DOS 2.0 Utilities Disk 2 (Sep 1991) : CpuBlit / CpuBlit.doc

              CpuBlit V1.00 -- Uses CPU to perform blitter functions

           (c) Copyright Eddy Carroll, April 1991. Freely Distributable.


GETTING STARTED

    In brief, CpuBlit makes your 68020/68030-equipped Amiga scroll text
    about twice as fast as before. You can quickly try it out as follows.
    Run CpuBlit (make sure you have the cache enabled). Now try Typing a
    file in a CLI window. Look at the speed. Change the text colour to
    colour 3. Type the file again. Look at the lack of flicker on the text
    as it scrolls. Nice, eh?
    
    If you have Workbench 2.0, you can install CpuBlit permanently by
    simply dragging its icon into your WBStartup drawer. Otherwise, you
    need to call CpuBlit from your Startup-Sequence. I recommend using the
    -2 or -s options for general use, though you may like to experiment
    with the others.

    Now read on for a more detailed description.


INTRODUCTION

    After upgrading from an A1000 to an A3000 a while ago, I was in Amiga
    heaven. The display was great, the disk performance much improved, and
    the speed awesome (at least compared to the A1000). But there was one
    blemish on this otherwise perfect scene: the speed of text scrolling
    in CLI windows. On a 704 x 560 screen, a snail wouldn't have much trouble
    keeping up with a full size CLI window.

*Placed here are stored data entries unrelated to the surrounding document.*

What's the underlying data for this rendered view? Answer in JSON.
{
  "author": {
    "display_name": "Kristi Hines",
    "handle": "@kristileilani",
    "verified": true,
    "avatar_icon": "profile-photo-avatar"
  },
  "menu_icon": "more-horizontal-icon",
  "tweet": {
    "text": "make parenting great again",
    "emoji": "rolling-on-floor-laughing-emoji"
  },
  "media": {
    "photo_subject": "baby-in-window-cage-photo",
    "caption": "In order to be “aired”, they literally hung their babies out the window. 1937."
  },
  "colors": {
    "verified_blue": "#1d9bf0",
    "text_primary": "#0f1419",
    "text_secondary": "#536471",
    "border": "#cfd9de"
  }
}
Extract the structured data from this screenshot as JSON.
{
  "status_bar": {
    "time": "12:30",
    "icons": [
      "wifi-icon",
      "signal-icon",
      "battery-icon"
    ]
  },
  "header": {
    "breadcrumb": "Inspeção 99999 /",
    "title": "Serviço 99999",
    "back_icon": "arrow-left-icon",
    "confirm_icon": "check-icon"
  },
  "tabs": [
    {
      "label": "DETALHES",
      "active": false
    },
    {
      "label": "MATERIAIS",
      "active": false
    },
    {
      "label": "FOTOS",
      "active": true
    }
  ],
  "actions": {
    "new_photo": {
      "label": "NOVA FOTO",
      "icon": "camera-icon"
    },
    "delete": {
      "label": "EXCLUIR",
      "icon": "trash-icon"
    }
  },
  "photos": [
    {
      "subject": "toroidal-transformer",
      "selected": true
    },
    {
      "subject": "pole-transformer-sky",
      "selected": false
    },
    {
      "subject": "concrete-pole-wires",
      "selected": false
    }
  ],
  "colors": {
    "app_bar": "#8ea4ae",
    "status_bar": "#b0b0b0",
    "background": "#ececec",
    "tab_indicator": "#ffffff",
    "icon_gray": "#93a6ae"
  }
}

    Thus was born CpuBlit. It replaces the standard system BltBitMap routine
    with a version that uses the 68030 where practical. The 68030 can
    comfortably outrun the blitter for simple tasks like scrolling, although
    the blitter still wins out if the data has to be bit shifted as well
    (for example when scrolling sideways). Another benefit of using the CPU
    is that it isn't constrained to operating on one bitplane at a time; it
    can do them all simultaneously. So, the infamous "flicker" effect when
    coloured text is scrolling disappears. This is particularly useful when
    you're logged onto a bulletin board with colour ANSI menus.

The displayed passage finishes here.